We have to fucking make the fucking food and I fucking suck at fucking cooking and baking.

We were divided by pairs, and each pair would make a food—or dish, whatever the hell you call it—that can be easily determined as French or that can be commonly identified as a french food.

And I just got the most perfect partner that I could ever fucking have. "So I just keep bumping into you, huh?" I scoffed, my arms crossed, staring at the french guy in front of me.

He shrugged. "Seems like fate's doing his job nicely."

"Yeah?" I smirked. "You think so?"

"Certain, darling."

"We better not waste time then, love."

Tobias was going to shoot back when Manta, again, prevented him from doing so. He gave me a paper that contained the food that we're going to do, it has the ingredients and procedures and other stuff and—holy shit. The world did just love me in every possible way. "Great," I muttered under my breath.

"What's the problem?" Tobias asked.

I raised the paper. "Baking."

"That's a problem to you?"

"Yes."

"Why?" He waited for an answer but I didn't give one. I just stared. Then he said, "Oh, you suck at baking."

"And I hate baking."

Tobias shrugged. "I could teach you," he said.

"You know how to bake?"

"'Course I do." He scoffed. "I'm French."

"Is baking like a french thing or you're just being a cocky little bastard who probably has no idea on kitchen shit? 'Cause I don't wanna burn down someone's kitchen."

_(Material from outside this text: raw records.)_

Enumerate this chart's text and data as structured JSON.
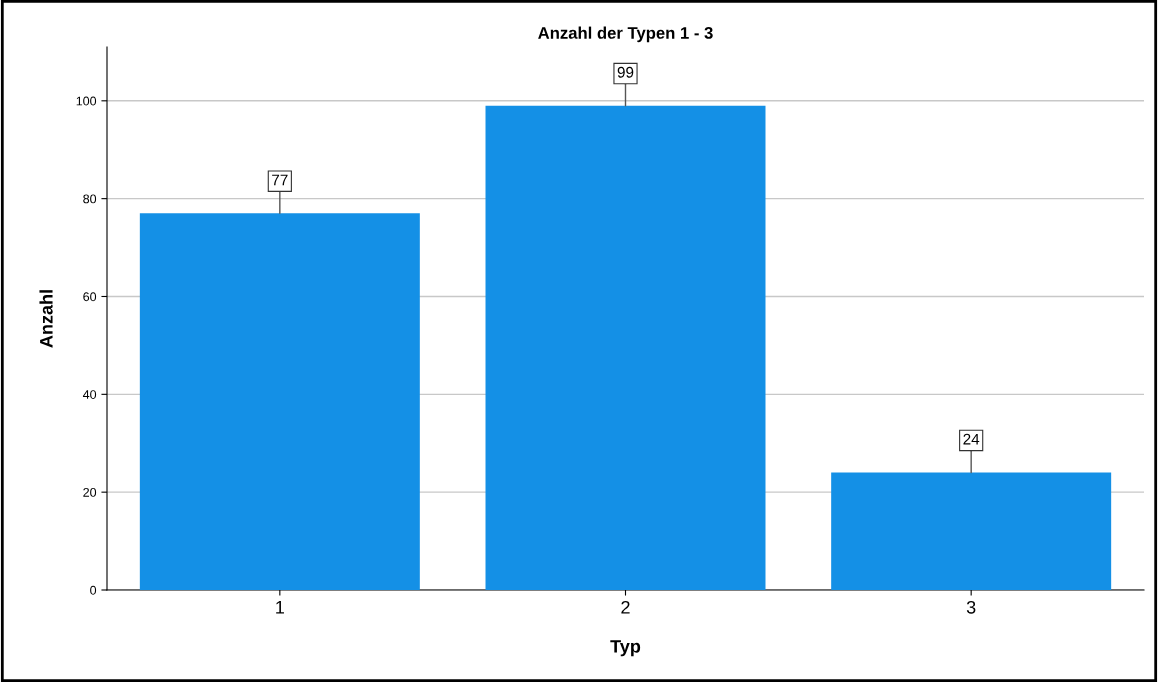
{
  "chart_data": {
    "type": "bar",
    "title": "Anzahl der Typen 1 - 3",
    "xlabel": "Typ",
    "ylabel": "Anzahl",
    "categories": [
      "1",
      "2",
      "3"
    ],
    "values": [
      77,
      99,
      24
    ],
    "color": "#1490e6",
    "ylim": [
      0,
      111
    ],
    "yticks": [
      0,
      20,
      40,
      60,
      80,
      100
    ],
    "grid": "y",
    "data_labels": true
  }
}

He smirked. "Sunday, three o'clock sharp. Your house," he said and walked away. "Don't be late."

"Okay, dad." I said. How am I gonna be late in my own house?

So that was the plan right away. And I am truly scared that I'll end up burning down our whole kitchen—or maybe even the house—and Dad would probably send me into a rehab or mental facility to make my mind stable.

That was a lot but it could happen.

The other pairs got more complicated ones than ours, so maybe croissants ain't that bad and I think we could ace making it—plus the fact that I'm partnered with a frisky french dude with weird abilities of making people smile.

Alvin was horrified when I told him about the activity. "You're gonna blow up your whole kitchen!" he said, pressing hardly on the buttons of the controller. "Remember that one time you baked cookies and it turned out looking worse than a cow poop? I couldn't even eat anything just by the sight of that thing."

"Swear my oath to the megatrons, I am so glad that you are my best friend," I said.

"Okay, sorry. I guess that was too much."

I shot him a glare and immediately turned my focus back to the game. "It's alright, Alvin. I'm sure everything would be okay now and all will be handled smoothly." I said. "Besides, my partner is a french guy, so that gives us the advantage."